In the deserted bar the wooden floor had been recently washed, and there was a watery odor in the air and a slick smell of soap suds. The morning look of the place, sweetly melancholy, warmed Quirke’s already warming heart. Everything would be all right; everything would be fine.

An elderly curate in a long and dirty apron, rheum-eyed and stooped, came in by a far door. “Not serving yet, gents,” he said, then looked more closely and recognized Hackett. “Ah, Inspector, ’tis yourself!”

“Morning, Jamesey,” Hackett said. “We were passing by and to our surprise discovered we had a thirst. This is my friend and colleague Dr. Quirke. He’ll take a ball of malt, I’m sure, to cut the phlegm.”

Jamesey hobbled across and peered out into the lobby, then shut the door and, returning, lifted the counter flap and went behind the bar. “You’ll get me sacked yet, so you will,” he said to Hackett, taking down glasses and uncorking a bottle of Jameson.
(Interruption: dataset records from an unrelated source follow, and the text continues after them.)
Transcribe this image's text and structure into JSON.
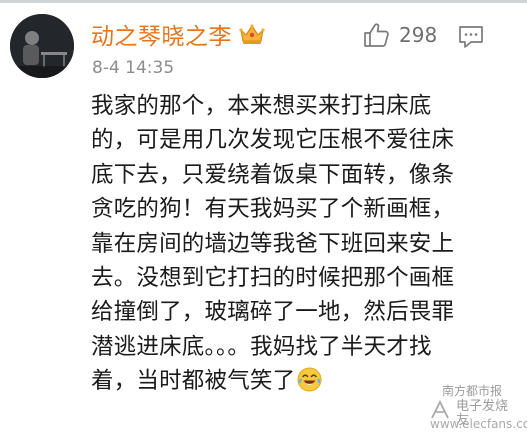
{
  "comment": {
    "username": "动之琴晓之李",
    "timestamp": "8-4 14:35",
    "like_count": "298",
    "lines": [
      "我家的那个，本来想买来打扫床底",
      "的，可是用几次发现它压根不爱往床",
      "底下去，只爱绕着饭桌下面转，像条",
      "贪吃的狗！有天我妈买了个新画框，",
      "靠在房间的墙边等我爸下班回来安上",
      "去。没想到它打扫的时候把那个画框",
      "给撞倒了，玻璃碎了一地，然后畏罪",
      "潜逃进床底。。。我妈找了半天才找",
      "着，当时都被气笑了"
    ]
  },
  "watermark": {
    "source": "南方都市报",
    "brand": "电子发烧友",
    "url": "www.elecfans.com"
  },
  "colors": {
    "username": "#e4761c",
    "timestamp": "#8c8c8c",
    "text": "#1b1b1b",
    "icons": "#7a7a7a"
  }
}
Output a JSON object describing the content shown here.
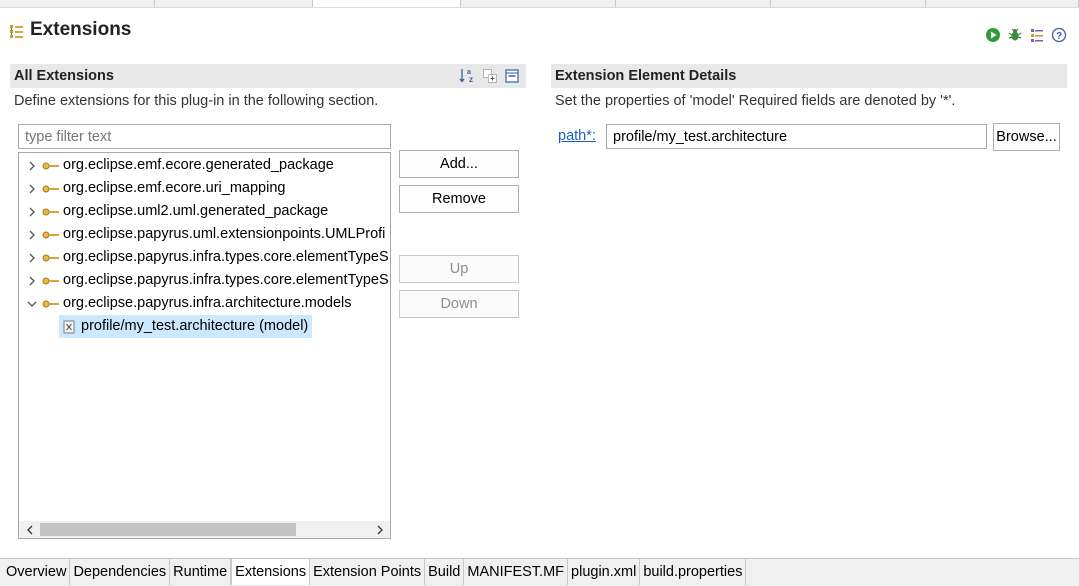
{
  "header": {
    "title": "Extensions"
  },
  "all_extensions": {
    "title": "All Extensions",
    "description": "Define extensions for this plug-in in the following section.",
    "filter_placeholder": "type filter text",
    "tree": [
      {
        "label": "org.eclipse.emf.ecore.generated_package",
        "expanded": false
      },
      {
        "label": "org.eclipse.emf.ecore.uri_mapping",
        "expanded": false
      },
      {
        "label": "org.eclipse.uml2.uml.generated_package",
        "expanded": false
      },
      {
        "label": "org.eclipse.papyrus.uml.extensionpoints.UMLProfi",
        "expanded": false
      },
      {
        "label": "org.eclipse.papyrus.infra.types.core.elementTypeS",
        "expanded": false
      },
      {
        "label": "org.eclipse.papyrus.infra.types.core.elementTypeS",
        "expanded": false
      },
      {
        "label": "org.eclipse.papyrus.infra.architecture.models",
        "expanded": true
      },
      {
        "label": "profile/my_test.architecture (model)",
        "child": true,
        "selected": true
      }
    ],
    "buttons": {
      "add": "Add...",
      "remove": "Remove",
      "up": "Up",
      "down": "Down"
    }
  },
  "details": {
    "title": "Extension Element Details",
    "description": "Set the properties of 'model' Required fields are denoted by '*'.",
    "path_label": "path*:",
    "path_value": "profile/my_test.architecture",
    "browse_label": "Browse..."
  },
  "bottom_tabs": [
    {
      "label": "Overview"
    },
    {
      "label": "Dependencies"
    },
    {
      "label": "Runtime"
    },
    {
      "label": "Extensions",
      "active": true
    },
    {
      "label": "Extension Points"
    },
    {
      "label": "Build"
    },
    {
      "label": "MANIFEST.MF"
    },
    {
      "label": "plugin.xml"
    },
    {
      "label": "build.properties"
    }
  ],
  "icons": {
    "header": "extensions-icon",
    "tools": [
      "run-icon",
      "debug-icon",
      "export-icon",
      "help-icon"
    ],
    "section_tools": [
      "sort-alphabetical-icon",
      "expand-all-icon",
      "collapse-all-icon"
    ],
    "extension_node": "extension-icon",
    "element_node": "element-icon"
  },
  "colors": {
    "selection": "#cce8ff",
    "link": "#1a5fb4",
    "section_bar": "#e8e8e8"
  }
}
“Ah, now, Jamesey,” Hackett said, and winked at Quirke, “don’t say things like that — sure, what would they do without you?”

Jamesey set the drinks before them, but when Quirke took out his wallet to pay the old man lifted a staying hand. “Hospitality of the house, and not a word,” he said. “If I take your money I’m breaking the law of the land, a thing I’d never do.”